Sazak is a mountain village located in Karaburun, Izmir on the Aegean coast of Turkey and is just one of many Greek villages forcibly evacuated in 1922.
The Greek residents of this and surrounding villages, who once grew rosica grapes in their vineyards and produced delicious wines and molasses, were considered together with the Greek army that invaded Izmir. The Greek residents were driven to the sea at the coves around Karaburun, killed and deported and the villages they left behind were plundered, although they actually had the same rights in these lands as those who remained.
Since those times, for 87 years, Sazak remained desolate, solitary and unprotected on the steep slop facing toward the islands of Lesvos and Chios, where there are still stone houses and unique silhouettes.
In August 2008, about 50 citizens from Patras, Greece, came to Karaburun, Izmir in Turkey. They were the grandchildren of those who were forced to leave the lands which they would visit after 87 years as part of the 2nd Karaburun Peninsula Greek-Turkish Friendship Days.
As they were going to the Kucukbahce village for the first dinner to meet with the local people on the evening of August 6, their bus stopped and they got out. They looked at the village of Sazak, or Sazaki as they call it, lying far away in the falling darkness of the evening.
The second dinner would be at the village of Sarpincik on the next day.
I wanted to salute them by making an art performance at the village of Sazak on August 7, i.e. on the same day as that last dinner.
I posted the performance announcement on walls in the town and the surrounding villages days before:
"I will try to clear the village of Sazak from thistles, which covers its heavy emptiness like a heartrending veil, from dawn to dusk on the Seventh of August, 2009. Your participation is welcome at my performance."
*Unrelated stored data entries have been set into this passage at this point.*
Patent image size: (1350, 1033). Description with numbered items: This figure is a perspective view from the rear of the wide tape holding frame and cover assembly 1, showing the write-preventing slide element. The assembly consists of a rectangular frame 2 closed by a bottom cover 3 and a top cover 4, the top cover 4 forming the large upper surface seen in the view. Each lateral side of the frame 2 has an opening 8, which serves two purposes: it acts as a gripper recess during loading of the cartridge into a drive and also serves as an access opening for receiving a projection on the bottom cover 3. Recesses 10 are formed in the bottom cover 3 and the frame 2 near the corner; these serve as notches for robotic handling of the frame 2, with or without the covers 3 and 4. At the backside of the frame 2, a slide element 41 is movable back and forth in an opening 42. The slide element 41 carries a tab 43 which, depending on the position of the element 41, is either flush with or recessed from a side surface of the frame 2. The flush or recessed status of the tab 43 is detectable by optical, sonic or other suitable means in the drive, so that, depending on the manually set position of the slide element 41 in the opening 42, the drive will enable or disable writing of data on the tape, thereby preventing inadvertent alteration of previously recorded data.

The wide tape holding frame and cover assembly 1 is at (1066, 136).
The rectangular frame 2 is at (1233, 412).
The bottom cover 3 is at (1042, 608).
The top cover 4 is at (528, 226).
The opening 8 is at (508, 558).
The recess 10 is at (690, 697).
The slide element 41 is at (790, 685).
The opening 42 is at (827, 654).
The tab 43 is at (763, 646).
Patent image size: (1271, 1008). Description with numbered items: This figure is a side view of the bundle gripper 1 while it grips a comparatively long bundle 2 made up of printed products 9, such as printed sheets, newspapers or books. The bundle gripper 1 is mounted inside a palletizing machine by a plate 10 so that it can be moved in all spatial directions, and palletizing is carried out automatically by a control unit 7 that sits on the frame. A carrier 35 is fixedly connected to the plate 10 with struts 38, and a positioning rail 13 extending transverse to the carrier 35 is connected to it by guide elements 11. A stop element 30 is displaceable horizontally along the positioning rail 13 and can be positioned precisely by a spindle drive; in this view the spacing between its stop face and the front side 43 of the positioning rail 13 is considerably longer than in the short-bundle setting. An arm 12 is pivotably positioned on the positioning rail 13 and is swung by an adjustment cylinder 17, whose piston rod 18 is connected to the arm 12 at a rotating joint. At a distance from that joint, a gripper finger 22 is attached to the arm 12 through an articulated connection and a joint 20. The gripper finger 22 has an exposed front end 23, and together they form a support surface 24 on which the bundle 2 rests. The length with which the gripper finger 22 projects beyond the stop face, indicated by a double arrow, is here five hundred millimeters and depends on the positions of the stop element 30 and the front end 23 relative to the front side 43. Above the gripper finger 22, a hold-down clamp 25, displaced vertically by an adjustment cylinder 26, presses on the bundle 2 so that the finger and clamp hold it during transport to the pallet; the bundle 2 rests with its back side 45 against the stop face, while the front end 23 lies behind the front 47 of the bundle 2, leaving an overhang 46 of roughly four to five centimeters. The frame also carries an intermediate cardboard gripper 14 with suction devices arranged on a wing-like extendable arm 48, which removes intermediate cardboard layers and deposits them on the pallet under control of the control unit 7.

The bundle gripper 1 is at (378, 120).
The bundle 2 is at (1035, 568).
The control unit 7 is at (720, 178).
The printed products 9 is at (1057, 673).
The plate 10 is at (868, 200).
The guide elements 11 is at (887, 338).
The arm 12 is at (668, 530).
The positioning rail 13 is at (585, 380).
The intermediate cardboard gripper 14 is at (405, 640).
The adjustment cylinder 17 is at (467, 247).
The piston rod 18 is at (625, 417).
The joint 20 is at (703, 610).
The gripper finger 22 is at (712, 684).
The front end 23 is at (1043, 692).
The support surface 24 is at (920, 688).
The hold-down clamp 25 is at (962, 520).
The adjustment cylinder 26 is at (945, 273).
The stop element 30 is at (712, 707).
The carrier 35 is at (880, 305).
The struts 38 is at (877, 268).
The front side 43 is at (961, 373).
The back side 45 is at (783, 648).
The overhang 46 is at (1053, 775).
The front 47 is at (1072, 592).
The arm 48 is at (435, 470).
For me, trying to clear the covering of thistles at Sazak is a symbolic cleansing meant to open the way for rescuing the village from the lonely, derelict, unprotected state in which it has been left together with its painful past for 87 years.
Also to transform it to one of the symbols of Greek-Turkish friendship, which I believe will develop ever more with each passing day.
I asked for permission, in a way, from the earlier owners of each house, who are no longer there, before clearing the thistles.
This video is documentary of this performance.